A recent study has been reported about the effects of Resveratrol in the diets of Italians in the Chianti region of Italy has been published in the JAMA Internal Medicine journal. The study concludes there were no differences in individuals (with varying levels of Resveratrol in their bodies based upon their normal dietary intake) related to reduced death rate, inflammation, heart disease or cancer. A variety of articles have been published about the study by sources including Reuters, NPR, Science Daily , LA Times and others.

[Nutra specifically recommends an article published by NHS as it describes the study parameters in an unbiased manner.]

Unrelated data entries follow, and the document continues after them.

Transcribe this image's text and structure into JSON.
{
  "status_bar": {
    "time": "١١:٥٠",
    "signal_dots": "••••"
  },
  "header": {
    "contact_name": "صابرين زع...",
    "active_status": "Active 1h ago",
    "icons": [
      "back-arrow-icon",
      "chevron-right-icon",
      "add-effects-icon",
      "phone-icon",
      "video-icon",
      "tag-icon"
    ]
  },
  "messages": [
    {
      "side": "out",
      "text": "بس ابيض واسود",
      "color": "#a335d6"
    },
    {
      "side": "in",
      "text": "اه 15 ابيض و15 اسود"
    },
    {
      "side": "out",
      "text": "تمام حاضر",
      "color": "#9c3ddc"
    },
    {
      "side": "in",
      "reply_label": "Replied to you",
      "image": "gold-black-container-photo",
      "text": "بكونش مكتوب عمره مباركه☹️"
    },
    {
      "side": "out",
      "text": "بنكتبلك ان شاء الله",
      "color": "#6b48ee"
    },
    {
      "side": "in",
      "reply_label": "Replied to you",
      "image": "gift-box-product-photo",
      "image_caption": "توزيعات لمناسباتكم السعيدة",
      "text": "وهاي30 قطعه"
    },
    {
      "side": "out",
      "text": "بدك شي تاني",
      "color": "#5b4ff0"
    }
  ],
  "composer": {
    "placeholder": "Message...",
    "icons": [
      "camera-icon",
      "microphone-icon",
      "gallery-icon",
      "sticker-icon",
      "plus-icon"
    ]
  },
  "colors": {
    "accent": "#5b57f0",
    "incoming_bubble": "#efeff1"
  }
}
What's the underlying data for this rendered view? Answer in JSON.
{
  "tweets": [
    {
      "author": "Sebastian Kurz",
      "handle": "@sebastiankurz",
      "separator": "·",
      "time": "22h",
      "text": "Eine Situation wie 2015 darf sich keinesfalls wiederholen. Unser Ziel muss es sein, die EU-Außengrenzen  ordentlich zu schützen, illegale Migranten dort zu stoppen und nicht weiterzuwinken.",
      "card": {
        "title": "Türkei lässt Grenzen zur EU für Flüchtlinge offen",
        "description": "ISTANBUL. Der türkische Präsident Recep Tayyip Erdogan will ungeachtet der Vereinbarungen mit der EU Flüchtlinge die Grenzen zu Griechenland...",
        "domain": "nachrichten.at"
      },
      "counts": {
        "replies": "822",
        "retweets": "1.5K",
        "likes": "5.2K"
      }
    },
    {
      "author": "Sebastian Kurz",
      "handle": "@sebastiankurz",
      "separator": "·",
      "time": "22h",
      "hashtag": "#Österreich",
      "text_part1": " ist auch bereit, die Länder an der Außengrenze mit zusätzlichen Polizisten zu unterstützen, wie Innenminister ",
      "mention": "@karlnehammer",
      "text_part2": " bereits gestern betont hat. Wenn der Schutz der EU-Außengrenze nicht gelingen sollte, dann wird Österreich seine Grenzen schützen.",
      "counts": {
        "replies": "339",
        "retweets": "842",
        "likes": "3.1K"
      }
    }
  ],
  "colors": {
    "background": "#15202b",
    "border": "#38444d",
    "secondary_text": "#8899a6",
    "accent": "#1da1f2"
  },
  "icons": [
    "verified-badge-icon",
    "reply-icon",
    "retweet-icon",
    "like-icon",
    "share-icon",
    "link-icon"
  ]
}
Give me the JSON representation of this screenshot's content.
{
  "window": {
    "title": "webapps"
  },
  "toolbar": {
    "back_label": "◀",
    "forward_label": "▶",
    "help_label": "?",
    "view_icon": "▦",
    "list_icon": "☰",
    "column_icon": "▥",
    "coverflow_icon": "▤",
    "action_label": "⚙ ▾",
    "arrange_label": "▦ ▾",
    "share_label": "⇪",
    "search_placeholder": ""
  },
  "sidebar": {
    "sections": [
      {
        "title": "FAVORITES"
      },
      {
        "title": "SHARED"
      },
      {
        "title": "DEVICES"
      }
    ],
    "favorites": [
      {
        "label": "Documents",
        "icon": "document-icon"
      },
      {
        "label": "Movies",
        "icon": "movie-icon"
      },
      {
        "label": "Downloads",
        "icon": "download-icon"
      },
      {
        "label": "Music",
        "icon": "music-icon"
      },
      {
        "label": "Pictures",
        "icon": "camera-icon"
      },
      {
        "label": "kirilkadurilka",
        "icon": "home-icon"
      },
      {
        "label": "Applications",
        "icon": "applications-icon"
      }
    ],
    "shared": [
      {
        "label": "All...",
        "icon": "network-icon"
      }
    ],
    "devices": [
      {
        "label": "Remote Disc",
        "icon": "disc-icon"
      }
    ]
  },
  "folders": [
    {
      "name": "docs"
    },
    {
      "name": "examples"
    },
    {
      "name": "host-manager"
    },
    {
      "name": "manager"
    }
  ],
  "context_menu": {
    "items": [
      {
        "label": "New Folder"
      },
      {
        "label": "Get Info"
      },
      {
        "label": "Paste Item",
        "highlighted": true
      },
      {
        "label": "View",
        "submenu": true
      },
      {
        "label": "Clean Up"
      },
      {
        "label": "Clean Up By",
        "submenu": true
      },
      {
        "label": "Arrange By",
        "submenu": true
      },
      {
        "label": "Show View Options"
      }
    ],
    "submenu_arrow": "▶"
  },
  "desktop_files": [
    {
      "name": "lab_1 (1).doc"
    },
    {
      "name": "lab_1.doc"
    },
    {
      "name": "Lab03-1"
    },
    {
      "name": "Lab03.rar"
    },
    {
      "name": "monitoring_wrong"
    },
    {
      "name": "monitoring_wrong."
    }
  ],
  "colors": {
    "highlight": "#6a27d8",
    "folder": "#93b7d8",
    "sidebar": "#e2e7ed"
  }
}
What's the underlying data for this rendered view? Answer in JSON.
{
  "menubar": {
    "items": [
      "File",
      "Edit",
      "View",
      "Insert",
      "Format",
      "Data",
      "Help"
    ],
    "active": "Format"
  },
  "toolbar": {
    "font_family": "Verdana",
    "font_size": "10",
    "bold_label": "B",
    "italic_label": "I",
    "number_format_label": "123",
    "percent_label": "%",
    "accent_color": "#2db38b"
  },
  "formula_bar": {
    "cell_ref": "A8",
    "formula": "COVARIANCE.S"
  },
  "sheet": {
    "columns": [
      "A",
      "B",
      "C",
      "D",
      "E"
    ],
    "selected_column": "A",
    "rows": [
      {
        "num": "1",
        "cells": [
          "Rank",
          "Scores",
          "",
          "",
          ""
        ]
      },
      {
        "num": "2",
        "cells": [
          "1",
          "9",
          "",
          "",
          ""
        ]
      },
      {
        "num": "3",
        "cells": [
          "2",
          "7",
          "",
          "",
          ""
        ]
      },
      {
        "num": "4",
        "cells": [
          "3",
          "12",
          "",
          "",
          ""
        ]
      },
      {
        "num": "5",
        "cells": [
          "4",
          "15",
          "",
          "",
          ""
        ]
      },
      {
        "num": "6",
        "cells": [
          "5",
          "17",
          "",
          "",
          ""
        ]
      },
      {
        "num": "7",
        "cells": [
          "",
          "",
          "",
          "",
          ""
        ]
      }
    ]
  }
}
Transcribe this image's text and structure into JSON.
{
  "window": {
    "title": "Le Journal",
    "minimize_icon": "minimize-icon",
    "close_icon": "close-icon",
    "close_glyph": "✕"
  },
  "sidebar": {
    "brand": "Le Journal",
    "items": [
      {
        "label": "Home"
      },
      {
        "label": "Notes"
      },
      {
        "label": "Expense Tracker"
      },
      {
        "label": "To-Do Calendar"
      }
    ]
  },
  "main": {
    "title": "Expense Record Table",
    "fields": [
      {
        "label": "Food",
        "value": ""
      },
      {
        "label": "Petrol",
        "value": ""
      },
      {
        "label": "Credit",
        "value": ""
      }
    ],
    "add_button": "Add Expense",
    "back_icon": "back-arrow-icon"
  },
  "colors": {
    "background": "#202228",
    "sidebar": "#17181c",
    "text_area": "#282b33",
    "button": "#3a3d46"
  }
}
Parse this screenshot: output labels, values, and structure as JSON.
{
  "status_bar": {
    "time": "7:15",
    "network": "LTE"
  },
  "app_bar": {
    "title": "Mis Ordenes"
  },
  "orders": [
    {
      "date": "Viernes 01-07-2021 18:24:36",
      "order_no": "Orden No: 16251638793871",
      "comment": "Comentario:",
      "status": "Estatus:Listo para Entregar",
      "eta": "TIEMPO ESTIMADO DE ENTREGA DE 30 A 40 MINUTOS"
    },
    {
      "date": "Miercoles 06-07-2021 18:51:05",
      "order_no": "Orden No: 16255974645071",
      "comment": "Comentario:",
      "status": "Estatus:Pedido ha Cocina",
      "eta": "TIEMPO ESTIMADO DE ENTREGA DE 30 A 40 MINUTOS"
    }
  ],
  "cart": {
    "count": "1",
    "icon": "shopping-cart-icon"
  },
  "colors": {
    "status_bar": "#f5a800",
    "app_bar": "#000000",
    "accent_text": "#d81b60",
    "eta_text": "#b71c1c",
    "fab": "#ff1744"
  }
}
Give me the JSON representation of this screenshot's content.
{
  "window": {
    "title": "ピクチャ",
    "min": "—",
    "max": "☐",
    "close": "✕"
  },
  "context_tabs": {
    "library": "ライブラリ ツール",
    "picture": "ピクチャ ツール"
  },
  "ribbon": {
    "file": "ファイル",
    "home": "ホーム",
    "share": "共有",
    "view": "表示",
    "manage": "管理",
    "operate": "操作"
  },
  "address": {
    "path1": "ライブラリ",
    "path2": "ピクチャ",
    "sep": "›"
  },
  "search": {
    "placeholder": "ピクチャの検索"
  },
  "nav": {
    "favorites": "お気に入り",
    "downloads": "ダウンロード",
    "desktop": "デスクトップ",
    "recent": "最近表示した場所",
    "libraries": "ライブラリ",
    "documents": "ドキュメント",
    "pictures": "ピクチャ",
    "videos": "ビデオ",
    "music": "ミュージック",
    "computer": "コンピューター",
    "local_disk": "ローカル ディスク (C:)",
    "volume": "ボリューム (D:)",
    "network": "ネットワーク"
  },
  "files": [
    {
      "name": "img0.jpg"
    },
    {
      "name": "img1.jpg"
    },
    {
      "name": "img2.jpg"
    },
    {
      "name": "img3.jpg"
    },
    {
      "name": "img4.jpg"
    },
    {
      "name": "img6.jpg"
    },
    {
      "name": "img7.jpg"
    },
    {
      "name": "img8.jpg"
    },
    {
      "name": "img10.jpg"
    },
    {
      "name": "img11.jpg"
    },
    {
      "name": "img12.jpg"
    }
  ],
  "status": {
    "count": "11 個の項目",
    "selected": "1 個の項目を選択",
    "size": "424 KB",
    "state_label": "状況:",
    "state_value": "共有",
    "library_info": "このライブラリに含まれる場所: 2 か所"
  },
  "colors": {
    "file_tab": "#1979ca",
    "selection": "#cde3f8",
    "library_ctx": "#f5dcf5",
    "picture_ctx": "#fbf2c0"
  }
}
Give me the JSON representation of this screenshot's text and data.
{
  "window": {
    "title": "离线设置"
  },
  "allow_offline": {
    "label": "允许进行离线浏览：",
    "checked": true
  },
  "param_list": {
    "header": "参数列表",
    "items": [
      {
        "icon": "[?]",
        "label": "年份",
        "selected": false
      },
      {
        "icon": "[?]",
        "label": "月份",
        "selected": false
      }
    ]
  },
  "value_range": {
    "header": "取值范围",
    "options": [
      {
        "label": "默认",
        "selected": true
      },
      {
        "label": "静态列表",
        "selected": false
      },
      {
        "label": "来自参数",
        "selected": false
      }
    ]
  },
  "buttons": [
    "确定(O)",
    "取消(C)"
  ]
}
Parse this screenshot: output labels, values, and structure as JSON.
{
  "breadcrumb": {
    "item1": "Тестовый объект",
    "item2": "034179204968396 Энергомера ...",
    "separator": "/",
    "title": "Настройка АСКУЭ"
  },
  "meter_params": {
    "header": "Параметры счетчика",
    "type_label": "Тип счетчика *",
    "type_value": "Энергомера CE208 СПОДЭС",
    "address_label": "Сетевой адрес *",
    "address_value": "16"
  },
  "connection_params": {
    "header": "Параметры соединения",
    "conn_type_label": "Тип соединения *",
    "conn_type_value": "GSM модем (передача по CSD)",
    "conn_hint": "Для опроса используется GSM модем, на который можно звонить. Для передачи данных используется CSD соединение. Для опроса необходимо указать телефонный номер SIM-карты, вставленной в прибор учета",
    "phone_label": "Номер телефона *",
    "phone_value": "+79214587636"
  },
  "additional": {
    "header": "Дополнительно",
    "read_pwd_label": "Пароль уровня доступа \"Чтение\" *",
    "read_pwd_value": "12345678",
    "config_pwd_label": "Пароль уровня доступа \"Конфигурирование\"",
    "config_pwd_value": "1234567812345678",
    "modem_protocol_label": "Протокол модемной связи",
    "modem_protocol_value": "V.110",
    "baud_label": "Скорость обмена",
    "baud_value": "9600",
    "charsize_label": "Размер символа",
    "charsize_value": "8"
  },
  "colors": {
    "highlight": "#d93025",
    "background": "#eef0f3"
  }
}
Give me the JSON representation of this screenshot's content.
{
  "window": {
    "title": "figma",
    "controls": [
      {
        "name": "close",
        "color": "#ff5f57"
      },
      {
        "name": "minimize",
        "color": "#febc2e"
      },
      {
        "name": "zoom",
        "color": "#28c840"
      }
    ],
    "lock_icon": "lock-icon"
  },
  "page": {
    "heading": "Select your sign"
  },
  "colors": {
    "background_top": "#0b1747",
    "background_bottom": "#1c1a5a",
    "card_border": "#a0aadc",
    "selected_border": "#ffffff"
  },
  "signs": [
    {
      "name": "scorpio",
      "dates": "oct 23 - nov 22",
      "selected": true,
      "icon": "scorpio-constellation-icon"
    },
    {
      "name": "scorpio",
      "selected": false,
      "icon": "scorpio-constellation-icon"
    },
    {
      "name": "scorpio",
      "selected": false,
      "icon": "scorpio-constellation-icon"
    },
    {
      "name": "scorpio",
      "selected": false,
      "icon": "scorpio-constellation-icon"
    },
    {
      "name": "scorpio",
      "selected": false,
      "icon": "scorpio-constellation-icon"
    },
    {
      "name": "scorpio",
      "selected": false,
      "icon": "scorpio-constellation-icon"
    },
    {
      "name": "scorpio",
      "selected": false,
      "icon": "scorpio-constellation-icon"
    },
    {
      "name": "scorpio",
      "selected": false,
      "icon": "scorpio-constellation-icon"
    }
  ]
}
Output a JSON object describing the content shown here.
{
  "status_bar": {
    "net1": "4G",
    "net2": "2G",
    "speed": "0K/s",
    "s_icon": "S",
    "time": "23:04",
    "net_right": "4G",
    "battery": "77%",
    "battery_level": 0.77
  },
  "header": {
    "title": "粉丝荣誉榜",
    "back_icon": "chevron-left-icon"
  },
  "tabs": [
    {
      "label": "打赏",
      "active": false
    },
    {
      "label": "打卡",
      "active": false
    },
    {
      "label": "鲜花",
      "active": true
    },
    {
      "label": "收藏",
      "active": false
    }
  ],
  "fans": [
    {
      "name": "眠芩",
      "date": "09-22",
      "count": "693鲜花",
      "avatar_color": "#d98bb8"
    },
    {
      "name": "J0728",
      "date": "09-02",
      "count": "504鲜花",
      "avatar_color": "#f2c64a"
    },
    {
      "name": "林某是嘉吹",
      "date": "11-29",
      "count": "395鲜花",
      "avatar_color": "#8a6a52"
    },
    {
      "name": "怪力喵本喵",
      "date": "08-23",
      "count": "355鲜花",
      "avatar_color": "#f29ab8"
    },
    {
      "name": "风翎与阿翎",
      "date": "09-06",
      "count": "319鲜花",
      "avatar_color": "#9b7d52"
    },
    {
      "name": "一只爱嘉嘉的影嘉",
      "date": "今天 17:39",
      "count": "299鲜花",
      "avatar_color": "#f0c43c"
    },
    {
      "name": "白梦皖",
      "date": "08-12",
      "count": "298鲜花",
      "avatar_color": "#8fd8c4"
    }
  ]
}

Naturally, this study has caused some scientists and doctors to question the effectiveness of Resveratrol supplements as a dietary supplement. Nutra believes the study’s methodology and results to be fair and genuine. The Nutra Foundation’s conclusions about the Italian study are threefold: 1) the study is only one study on individuals with normal diets, 2) the study could have singled out a host of parameters in individuals’ diets and blood streams that had no effect on the disease outcomes studied, and 3) the study is not relevant with respect to taking higher doses of a Resveratrol supplement.

Nutra also hastens to say that there have been a plethora of studies that have shown positive effects in individuals taking Resveratrol supplements (in dosages from 250 – 500 mg) including strength and endurance, heart health, diabetes, memory and cancer prevention.

For the new study, Dr. Semba of Johns Hopkins used data from 783 Italians who were tracked from 1998 to 2009, when they were at least 65 years old, living in their communities at that time.

The participants were examined and asked to complete a questionnaire about their diets. Urine samples were also collected from people in the study to measure levels of broken-down resveratrol. The participants were not taking Resveratrol supplements.

The Reuters article mentions Teresa Fung, a nutrition researcher at Simmons College in Boston who was not involved in the new study, said she was “not surprised” by its findings. Fung told Reuters Health she wouldn’t expect the amount of resveratrol found in a normal diet to have a detectable effect on health.

Dr. David Sinclair (Harvard University) who has researched Resveratrol and numerous other polyphenols and anti-oxidants commented in the LA Times Article —  “The levels of Resveratrol in the diet are negligible compared to the levels shown to work in mice and humans.” Sinclair is one of the leading resveratrol researchers in the U.S. Many people have pointed out it would be virtually impossible to get high enough levels in the normal diet as are used in research studies.